The illustrations in Neil Gaiman’s graphic novel Sandman use almost every trick in the Scott McCloud book! The most creative part is the use of the gutter throughout the book. Sometimes there is a lot left to the imagination between that panels, and sometimes there is so little left to the imagination that the characters and scenes are spilling out into the gutters! Still other gutters might not be gutters at all but parts of a much bigger picture set behind all of the panels.

The Sandman novel doesn’t stop there! Color is more vibrant in this novel than it was in any we have previously read! I have been considering what the significance of color is in this novel. It seems to have a number of different effects on a reader. It can set a mood, or a tone for certain scenes, and it can excite emotion within the reader during others. Color can signify good or evil and pain or happiness. In The Sandman’s case it can also signify the perspective of the picture such as page 25 part 1 of the novel when the blue tinted panels represent the view of the Sandman in his orb. Along with the color of perspective there seemed to be an interesting portrayal of certain characters throughout the story. Most prominently, I wondered why it was decided to represent Lucifer the way he was represented. In the first panel, on page 8 of the “Hope in Hell” chapter, that Lucifer is introduced he is presented typically as a dark shadow with wings and horns, but in the next panel he is blonde haired and dressed in white and a bit feminine looking. (A bit like early ‘80s David Bowie!).

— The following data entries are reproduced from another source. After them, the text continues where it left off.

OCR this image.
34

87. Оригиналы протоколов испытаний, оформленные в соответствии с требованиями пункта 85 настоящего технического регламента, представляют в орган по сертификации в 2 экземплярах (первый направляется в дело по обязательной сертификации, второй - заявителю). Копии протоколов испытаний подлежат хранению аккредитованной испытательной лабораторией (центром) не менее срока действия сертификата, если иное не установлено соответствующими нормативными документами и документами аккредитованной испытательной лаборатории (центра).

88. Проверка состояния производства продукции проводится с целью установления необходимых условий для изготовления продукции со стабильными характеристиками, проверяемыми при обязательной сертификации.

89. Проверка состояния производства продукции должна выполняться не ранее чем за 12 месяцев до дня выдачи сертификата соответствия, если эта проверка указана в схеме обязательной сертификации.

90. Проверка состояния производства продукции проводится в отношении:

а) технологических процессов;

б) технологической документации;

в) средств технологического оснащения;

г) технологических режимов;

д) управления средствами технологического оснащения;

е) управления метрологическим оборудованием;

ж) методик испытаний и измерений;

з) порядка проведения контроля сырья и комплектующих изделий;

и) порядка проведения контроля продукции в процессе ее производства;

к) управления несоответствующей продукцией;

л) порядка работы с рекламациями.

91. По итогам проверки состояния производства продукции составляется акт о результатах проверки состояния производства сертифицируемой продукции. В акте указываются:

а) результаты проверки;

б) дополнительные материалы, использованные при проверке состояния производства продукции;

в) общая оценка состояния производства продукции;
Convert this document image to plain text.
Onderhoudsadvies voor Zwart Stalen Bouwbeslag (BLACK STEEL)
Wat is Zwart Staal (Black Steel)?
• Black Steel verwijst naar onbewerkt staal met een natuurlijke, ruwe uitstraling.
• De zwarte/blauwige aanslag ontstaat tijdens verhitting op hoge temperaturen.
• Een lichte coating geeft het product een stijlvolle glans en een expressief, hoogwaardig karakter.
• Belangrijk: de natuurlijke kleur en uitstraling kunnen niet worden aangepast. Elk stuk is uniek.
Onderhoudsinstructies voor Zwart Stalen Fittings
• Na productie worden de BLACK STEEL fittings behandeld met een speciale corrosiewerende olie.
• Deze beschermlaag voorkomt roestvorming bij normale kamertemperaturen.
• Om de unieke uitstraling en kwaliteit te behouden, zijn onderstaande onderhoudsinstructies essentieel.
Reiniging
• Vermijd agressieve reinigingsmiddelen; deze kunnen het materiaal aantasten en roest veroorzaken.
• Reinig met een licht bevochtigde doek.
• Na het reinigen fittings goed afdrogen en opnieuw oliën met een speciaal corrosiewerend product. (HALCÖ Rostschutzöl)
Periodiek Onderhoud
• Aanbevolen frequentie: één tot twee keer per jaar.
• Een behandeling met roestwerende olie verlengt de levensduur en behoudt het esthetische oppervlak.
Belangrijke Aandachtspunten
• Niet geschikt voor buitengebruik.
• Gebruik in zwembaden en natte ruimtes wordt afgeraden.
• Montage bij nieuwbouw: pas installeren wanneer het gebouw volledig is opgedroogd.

I think Gaiman was trying to present a bit of an ironic image by presenting Lucifer in a white jumpsuit. I also think he was attempting to make a connection between Lucifer and Morpheus. This way it seems clear the the lords of the unworldly realms all seem human despite our common ‘misconceptions.’

When it comes to the illustrations in this novel McCloud's book is the perfect reference because Sandman contains all if not more of the stylistic choices explained by McCloud! Sandman is a novel that I think asks the questions abut our perceptions of reality. I wondered toward the end what my own perceptions of dreams were. Which answers perfectly the question of "What significance do the illustrative and textual qualities of this book play in the reading of it?" Well, they were good enough to get me to think twice about the way I perceive dreams!